We tried to sell enterprise software, our main problem was missing sales (duh!) and the very long sales time of several months. Companies do not buy enterprise software with a decision time of a week.

Cheers
Stephan

#58 Mark MacLeod on 02.07.10 at 1:07 pm

Great that you posted on this. It's not fashionable or hip to talk about the enterprise market but its still a huge one.

My 1st startup was in this market. It was a tough go for many of the reasons you mentioned (in fact 10 years later they are still trying to make a go of it).

Building a direct sales team is expensive. And very hit or miss.

I now work almost exclusively with web services companies. And for the ones targeting business users, we use a back door or “maverick” sales approach. We let individual users who want new stuff to bring us in. When we have enough individual users in one company or department we can then approach (or get approached by the controller) about volume pricing.

#59 chris dixon on 02.07.10 at 4:43 pm

Yeah. I'm not really rediscovering it. It's an old adage in the business. (And Spolsky is very smart – I've linked to his posts many times) Just the first time I've blogged about enterprise.

#60 mcenedella on 02.07.10 at 4:59 pm

Good post. I think Gartner came up with the term 'Enterprise' in 1990:

http://en.wikipedia.org/wiki/Enterprise_resourc...

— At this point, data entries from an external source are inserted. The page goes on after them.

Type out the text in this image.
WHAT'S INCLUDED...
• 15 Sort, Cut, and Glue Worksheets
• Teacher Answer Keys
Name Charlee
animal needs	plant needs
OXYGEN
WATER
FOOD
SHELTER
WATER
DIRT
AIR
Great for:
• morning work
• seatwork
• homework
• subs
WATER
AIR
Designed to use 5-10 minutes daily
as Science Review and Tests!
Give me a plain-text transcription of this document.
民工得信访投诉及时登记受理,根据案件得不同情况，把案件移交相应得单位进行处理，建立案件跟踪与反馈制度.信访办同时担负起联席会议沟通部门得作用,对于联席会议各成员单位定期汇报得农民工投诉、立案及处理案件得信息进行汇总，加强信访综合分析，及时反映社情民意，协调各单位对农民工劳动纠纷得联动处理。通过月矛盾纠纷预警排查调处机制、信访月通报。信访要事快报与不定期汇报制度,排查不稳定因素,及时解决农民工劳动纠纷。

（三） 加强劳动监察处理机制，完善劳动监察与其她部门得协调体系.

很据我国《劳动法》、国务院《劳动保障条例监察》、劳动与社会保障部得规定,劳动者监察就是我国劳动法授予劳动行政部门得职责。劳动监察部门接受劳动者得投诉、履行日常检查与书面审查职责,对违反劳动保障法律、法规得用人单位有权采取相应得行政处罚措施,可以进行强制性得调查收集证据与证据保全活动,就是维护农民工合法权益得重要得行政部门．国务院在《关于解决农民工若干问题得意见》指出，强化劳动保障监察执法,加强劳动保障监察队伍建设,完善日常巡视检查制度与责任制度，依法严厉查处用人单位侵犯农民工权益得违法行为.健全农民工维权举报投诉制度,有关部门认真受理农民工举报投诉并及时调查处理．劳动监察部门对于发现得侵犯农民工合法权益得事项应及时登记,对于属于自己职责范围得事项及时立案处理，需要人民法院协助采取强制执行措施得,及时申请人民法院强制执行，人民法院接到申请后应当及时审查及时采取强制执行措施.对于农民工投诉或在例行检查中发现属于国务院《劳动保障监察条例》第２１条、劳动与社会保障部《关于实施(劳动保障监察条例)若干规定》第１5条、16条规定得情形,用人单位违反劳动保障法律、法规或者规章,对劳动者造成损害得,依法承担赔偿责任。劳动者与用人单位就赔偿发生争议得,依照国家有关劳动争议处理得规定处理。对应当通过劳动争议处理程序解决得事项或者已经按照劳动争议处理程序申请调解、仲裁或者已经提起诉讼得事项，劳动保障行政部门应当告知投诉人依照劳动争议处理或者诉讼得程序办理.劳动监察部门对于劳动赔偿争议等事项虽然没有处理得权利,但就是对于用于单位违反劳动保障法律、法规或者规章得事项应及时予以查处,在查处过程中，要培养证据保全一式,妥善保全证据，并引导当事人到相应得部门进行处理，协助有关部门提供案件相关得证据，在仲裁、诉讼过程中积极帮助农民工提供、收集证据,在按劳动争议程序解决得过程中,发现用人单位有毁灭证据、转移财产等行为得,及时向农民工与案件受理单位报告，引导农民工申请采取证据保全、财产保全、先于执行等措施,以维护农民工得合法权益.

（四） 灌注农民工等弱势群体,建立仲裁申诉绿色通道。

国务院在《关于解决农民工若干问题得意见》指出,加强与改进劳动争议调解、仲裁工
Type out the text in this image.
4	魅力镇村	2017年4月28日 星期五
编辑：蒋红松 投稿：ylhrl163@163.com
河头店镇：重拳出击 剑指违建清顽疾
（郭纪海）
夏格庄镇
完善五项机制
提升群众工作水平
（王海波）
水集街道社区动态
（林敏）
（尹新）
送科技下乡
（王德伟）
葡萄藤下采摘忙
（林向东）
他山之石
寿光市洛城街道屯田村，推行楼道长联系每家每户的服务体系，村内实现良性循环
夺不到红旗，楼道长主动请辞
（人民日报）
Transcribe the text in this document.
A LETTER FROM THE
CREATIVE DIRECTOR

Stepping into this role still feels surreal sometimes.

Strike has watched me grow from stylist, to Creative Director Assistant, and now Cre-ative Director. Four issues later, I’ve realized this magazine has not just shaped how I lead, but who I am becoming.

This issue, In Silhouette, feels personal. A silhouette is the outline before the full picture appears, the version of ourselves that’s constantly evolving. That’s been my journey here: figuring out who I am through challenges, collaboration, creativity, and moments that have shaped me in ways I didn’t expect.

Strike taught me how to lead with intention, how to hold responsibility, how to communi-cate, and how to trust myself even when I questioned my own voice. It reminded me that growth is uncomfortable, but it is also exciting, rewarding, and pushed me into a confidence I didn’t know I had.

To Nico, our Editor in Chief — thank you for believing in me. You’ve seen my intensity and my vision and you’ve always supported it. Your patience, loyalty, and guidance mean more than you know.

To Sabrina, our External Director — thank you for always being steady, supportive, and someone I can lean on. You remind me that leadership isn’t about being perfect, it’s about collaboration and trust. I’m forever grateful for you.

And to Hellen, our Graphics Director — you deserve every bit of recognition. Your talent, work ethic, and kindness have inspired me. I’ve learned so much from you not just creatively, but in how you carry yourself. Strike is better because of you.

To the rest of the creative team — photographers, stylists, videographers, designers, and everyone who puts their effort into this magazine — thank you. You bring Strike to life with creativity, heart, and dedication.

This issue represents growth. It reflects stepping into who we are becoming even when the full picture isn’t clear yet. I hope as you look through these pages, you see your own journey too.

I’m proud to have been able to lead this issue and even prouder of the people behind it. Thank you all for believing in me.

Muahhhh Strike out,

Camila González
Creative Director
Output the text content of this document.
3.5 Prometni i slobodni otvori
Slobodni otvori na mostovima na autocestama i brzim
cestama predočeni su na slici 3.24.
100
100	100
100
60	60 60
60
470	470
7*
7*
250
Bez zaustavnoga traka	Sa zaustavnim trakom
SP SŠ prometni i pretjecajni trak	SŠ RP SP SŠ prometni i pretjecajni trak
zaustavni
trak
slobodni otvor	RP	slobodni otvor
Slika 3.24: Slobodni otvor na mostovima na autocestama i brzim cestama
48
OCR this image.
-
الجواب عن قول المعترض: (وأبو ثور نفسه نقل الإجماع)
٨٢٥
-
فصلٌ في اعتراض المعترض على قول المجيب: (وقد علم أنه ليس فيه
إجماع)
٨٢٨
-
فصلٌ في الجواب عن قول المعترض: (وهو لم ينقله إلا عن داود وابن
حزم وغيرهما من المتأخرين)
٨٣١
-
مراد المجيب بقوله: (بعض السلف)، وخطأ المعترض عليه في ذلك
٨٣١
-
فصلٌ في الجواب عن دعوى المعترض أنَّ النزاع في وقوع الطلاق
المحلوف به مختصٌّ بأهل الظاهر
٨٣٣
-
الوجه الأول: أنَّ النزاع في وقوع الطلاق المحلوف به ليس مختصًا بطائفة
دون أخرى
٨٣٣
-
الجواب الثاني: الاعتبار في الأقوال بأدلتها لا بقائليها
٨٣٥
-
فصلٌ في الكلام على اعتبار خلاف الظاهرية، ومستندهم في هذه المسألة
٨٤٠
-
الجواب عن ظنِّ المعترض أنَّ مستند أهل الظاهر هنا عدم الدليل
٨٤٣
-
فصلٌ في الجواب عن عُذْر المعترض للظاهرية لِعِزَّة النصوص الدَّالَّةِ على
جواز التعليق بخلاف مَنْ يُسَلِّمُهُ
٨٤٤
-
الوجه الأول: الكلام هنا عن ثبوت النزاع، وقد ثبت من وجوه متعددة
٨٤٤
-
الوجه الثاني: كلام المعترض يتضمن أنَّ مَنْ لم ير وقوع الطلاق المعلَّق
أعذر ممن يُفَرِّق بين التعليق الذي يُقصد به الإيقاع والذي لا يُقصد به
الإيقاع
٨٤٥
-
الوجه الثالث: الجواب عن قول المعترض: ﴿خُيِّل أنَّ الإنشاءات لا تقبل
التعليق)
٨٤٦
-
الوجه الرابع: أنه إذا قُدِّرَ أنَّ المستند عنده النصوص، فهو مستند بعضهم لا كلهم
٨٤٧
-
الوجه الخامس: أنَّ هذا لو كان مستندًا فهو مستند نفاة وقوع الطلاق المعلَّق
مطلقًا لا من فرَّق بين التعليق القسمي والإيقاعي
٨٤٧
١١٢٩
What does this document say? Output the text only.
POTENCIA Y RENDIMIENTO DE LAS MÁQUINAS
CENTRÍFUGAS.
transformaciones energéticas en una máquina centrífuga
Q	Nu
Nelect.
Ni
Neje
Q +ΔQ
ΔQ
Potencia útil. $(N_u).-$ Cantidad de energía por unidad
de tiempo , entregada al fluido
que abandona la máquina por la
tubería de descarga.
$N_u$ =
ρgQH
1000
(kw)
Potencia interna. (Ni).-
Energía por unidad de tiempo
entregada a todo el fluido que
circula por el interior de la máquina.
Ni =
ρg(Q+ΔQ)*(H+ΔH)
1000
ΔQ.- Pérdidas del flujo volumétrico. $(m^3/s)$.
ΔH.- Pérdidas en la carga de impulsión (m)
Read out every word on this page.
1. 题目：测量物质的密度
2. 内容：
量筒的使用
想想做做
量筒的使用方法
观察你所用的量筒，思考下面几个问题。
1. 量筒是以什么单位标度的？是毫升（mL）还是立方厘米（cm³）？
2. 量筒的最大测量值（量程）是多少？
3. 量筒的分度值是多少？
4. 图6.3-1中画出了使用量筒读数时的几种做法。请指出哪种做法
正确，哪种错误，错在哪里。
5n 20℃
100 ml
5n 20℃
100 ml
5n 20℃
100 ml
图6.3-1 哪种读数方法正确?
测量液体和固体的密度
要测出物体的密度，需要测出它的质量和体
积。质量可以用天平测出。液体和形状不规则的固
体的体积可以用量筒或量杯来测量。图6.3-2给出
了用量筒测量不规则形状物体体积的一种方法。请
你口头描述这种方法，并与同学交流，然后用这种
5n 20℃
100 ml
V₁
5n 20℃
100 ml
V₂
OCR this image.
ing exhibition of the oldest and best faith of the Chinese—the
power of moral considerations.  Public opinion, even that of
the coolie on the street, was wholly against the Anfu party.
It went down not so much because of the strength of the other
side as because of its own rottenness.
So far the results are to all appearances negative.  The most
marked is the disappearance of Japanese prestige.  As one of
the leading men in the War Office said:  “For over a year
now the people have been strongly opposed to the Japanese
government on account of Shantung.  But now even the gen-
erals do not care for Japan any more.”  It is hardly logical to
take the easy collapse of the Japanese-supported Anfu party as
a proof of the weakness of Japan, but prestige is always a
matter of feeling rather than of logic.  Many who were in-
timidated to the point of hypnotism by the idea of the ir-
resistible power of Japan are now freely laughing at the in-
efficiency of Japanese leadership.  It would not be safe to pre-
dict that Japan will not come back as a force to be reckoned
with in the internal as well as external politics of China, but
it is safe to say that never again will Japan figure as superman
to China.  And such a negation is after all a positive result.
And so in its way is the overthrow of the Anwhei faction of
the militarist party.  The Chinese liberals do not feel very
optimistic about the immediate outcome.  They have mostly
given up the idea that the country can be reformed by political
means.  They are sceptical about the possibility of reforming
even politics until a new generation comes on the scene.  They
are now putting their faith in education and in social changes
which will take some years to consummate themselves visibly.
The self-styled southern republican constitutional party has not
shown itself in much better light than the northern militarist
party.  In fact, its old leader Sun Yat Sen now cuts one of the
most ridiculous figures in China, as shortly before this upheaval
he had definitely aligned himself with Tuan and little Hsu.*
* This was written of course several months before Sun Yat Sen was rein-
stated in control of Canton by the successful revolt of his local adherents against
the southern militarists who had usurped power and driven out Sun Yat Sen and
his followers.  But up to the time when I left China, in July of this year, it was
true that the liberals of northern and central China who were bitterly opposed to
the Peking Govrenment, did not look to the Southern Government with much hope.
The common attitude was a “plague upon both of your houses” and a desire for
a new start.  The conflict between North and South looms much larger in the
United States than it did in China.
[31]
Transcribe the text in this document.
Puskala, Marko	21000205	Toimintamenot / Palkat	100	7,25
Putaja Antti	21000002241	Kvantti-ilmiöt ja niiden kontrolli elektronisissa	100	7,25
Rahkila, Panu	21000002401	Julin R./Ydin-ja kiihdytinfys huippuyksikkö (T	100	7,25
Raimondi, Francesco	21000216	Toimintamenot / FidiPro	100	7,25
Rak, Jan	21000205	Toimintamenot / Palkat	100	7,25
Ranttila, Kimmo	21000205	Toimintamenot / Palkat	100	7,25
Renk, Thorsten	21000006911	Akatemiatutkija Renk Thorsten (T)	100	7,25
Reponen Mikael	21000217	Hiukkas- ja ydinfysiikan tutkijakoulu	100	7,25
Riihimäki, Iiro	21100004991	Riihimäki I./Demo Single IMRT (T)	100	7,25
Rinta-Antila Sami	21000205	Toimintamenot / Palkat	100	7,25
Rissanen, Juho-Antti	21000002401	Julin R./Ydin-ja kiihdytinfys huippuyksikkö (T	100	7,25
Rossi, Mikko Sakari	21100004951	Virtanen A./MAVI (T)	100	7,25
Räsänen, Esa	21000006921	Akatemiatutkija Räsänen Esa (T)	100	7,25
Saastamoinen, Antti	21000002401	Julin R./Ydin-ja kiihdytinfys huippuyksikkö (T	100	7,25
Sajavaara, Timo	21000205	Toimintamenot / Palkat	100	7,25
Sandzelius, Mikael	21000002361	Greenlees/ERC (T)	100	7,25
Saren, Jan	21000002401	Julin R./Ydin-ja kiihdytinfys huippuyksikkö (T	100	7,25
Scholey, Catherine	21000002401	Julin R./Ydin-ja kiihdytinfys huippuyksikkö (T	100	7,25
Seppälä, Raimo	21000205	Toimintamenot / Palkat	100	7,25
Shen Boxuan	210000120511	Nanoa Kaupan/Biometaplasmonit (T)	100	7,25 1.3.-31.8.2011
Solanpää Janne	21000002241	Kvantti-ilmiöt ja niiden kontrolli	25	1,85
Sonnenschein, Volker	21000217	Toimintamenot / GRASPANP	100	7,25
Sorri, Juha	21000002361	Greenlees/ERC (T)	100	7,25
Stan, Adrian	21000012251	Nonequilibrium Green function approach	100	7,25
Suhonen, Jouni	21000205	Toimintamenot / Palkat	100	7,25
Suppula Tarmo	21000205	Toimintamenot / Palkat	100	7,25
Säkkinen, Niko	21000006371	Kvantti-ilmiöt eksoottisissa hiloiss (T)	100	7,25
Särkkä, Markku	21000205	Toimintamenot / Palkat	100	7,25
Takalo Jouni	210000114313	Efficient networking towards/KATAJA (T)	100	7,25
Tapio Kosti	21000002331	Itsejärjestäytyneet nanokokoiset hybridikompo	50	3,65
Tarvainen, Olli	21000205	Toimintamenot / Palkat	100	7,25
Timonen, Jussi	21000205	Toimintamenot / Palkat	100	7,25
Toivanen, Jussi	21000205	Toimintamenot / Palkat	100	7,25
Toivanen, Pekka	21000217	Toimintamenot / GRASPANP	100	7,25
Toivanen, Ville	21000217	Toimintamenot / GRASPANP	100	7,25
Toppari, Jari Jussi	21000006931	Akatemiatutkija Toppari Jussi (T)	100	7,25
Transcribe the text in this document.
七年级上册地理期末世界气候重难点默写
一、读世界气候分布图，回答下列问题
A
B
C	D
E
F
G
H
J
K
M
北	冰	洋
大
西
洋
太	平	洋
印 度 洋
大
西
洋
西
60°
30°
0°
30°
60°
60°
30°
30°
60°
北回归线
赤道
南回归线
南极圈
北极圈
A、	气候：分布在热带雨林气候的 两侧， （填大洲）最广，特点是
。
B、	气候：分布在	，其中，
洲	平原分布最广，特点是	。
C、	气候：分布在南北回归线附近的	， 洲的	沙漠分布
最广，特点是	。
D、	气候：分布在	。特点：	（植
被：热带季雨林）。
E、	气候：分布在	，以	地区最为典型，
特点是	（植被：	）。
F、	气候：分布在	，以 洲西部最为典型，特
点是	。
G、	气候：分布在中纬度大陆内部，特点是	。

In my career, I first heard it applied to ERP software, then gradually it came to be applied to any software of that scale.

#61 chris dixon on 02.07.10 at 5:02 pm

i was being a bit irreverent/snary but interesting to know actual origins.

#62 mcenedella on 02.07.10 at 5:07 pm

I'm a language geek :)

#63 Knowtu » links for 2010-02-07 on 02.07.10 at 8:03 pm

[...] Selling to enterprises cdixon.org – chris dixon's blog (tags: sales enterprise startups) [...]

#64 Saul_Lieberman on 02.07.10 at 11:03 pm

I am a big fan of Marc Andreessen's “Moby Dick theory of big companies”
http://pmarca-archive.posterous.com/the-pmarca-...
(and a big fan of Chris too!)

#65 Diogenes on 02.08.10 at 3:31 am

In my dealings with enterprise software services, our companies had much better success avoiding IT until absolutely necessary. It was critical to build up operating level support for the product and *then* go to IT. If you started with IT, you hit the black tar pits, wasted time and money struggling to get out.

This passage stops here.